F3 Knoxville

Death Shall Die

Asylum AM

THE SCENE: Sunny and pleasant, temps in upper 60’s
F3 WELCOME & DISCLAIMER
WARM-O-RAMA:

20 Side Straddle Hops, 10 Rockettes, 10 Temp Squats, 10 Windmills, 10 Little Baby Arm Circles Forward and Backward
THA-THANG:
Mosey to new restroom area by new parking lot.  We will do Pickett’s Charge to Admin Bldg.  Those finishing first circle back to retrieve their brothers.  We will next do 20 heel lifts regular, 20 with toes in, and 20 with toes out on the steps of the Admin Bldg.  We will next Bernie Sanders to roadway.

Mosey to dragon tail sidewalk and down to where cone is set up for Route 66.  We will do Route 66 up the dragon tail with the following exercises:

  • Squat Jumps
  • Dive Bombers
  • Imperial Walkers (four count)

Mosey to parking lot that is by entry way to Northern Ball Parks.  We will be running around corners, doing the following exercises:.  The corners show three sets of exercises because we will circle the parking lot three times.

  • Corner 1:  25 Merkins, 25 Diamond Merkins, 25 Carolina Drydocks
  • Corner 2:  (all of the following are 4 count) 20 Flutter Kicks, 20 American Hammers, 20 Hello Dollies
  • Corner 3:  (all are with CMU’s) 25 Overhead Presses, 25 Curls, 25 Rows
  • Corner 4:  25 Smurf Jacks, 25 Star Jumps, 25 Plank Jacks

Mosey back to AO.

MARY:
Planks with reaches.
COUNT-OFF & NAME-O-RAMA
Twelve men, no FNG’s.

BOM:

John Donne is an English Poet who lived in the 1500 and 1600’s.  He wrote a number of sonnets called his holy sonnets and his 10th holy sonnet is one of his famous ones that is now entitled “Death Be Not Proud.”  Donne, as a Christian, knows that, in God, he need not fear death.  In the first four lines (quatrain) he mocks death, saying that though some have called it mighty and dreadful, it cannot kill those it thinks it can overthrow, such as Donne.  In the second quatrain, Donne ironically praises death, noting that through it good men can finally rest from the suffering they face here on Earth.  In the third quatrain, Donne chastises death again, claiming it is a slave to “fate, chance, kings and desperate men.  How can death be proud when it only dwells within “poison, sickness and war?” In the final couplet of the sonnet, Donne delivers the final blow to death, turning death upside down.  Knowing that, through God, we who believe in Him shall live on into eternity, Donne points out the truthful irony:  once we die here on Earth, death no longer exists.  Once we die, death is no more – death dies!
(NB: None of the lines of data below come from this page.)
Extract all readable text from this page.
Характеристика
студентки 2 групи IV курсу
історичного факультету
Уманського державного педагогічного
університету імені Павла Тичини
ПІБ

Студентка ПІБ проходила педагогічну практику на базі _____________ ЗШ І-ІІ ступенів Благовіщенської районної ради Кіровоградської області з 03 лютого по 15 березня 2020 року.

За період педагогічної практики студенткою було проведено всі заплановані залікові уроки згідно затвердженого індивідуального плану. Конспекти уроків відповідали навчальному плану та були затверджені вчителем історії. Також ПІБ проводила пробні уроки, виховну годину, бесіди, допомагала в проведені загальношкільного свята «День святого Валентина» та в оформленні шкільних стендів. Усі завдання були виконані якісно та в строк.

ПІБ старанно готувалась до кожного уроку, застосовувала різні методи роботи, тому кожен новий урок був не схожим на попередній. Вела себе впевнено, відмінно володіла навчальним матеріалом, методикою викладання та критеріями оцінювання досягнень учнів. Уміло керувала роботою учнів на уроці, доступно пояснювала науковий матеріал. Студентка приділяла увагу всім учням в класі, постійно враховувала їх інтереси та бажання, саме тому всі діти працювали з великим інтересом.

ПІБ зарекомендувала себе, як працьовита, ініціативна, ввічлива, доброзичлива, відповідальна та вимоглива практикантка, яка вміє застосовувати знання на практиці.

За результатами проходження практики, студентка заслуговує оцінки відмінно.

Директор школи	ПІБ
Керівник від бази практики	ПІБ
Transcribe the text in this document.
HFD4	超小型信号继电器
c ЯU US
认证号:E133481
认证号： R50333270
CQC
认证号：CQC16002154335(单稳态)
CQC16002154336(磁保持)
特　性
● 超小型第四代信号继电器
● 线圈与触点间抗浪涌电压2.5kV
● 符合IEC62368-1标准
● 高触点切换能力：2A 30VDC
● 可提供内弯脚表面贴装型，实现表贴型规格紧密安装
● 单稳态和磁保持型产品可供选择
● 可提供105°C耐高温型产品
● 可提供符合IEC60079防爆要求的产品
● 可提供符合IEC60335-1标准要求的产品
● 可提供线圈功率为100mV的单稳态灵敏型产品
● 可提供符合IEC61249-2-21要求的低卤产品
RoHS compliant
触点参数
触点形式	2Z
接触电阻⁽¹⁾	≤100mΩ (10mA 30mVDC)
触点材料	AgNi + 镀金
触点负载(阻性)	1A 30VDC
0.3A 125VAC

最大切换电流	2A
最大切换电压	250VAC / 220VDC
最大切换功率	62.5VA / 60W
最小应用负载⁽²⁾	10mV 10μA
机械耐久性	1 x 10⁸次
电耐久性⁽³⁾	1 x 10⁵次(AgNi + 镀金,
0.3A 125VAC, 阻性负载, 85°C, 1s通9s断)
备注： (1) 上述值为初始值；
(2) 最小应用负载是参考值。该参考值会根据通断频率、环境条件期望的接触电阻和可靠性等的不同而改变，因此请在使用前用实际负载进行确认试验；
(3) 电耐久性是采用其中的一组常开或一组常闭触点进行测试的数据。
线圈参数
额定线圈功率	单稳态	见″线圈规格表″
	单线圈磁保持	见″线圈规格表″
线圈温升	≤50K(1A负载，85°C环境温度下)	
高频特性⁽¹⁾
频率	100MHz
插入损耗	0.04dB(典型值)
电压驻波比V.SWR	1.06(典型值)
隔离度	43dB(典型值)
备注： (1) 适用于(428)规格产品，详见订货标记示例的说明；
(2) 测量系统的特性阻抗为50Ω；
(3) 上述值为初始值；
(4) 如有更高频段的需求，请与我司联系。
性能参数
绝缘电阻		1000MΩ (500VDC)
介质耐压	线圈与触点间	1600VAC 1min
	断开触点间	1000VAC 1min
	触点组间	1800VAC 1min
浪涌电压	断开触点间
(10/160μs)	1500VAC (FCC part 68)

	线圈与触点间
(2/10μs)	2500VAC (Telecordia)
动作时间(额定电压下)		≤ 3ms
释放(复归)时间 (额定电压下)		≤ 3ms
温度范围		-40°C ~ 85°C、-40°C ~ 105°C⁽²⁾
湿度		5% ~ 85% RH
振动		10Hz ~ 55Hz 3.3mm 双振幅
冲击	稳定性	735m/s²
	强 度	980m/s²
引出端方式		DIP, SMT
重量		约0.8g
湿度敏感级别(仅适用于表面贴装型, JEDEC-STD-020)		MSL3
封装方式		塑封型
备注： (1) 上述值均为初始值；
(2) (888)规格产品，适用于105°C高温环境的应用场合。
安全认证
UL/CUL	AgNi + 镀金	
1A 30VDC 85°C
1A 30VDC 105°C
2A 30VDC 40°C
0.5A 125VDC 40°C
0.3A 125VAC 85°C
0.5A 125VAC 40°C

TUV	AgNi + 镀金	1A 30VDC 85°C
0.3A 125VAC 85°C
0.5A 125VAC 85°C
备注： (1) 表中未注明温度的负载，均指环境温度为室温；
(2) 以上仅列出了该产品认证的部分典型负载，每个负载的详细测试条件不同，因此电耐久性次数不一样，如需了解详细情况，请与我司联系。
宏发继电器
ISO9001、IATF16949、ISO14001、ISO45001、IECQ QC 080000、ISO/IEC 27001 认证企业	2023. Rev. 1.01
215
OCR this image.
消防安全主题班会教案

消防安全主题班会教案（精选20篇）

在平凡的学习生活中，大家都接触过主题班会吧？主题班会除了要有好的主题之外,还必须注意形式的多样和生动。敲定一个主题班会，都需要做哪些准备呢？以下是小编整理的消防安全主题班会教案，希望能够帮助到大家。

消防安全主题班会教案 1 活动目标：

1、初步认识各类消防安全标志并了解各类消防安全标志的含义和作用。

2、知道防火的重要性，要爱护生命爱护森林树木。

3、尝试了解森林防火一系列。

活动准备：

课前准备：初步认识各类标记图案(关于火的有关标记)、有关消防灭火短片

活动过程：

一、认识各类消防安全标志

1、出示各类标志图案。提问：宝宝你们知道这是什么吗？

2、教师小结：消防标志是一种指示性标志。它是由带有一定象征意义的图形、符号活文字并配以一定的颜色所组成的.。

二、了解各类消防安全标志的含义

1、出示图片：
Here is the beautiful sonnet.  Read it knowing that, through our faith in God, we need not fear death.  If we believe that God is eternal and that, through him, we live eternally, we have nothing to fear.

Holy Sonnets: Death, be not proud

Death, be not proud, though some have called thee
Mighty and dreadful, for thou art not so;
For those whom thou think’st thou dost overthrow
Die not, poor Death, nor yet canst thou kill me.
From rest and sleep, which but thy pictures be,
Much pleasure; then from thee much more must flow,
And soonest our best men with thee do go,
Rest of their bones, and soul’s delivery.
Thou art slave to fate, chance, kings, and desperate men,
And dost with poison, war, and sickness dwell,
And poppy or charms can make us sleep as well
And better than thy stroke; why swell’st thou then?
One short sleep past, we wake eternally
And death shall be no more; Death, thou shalt die.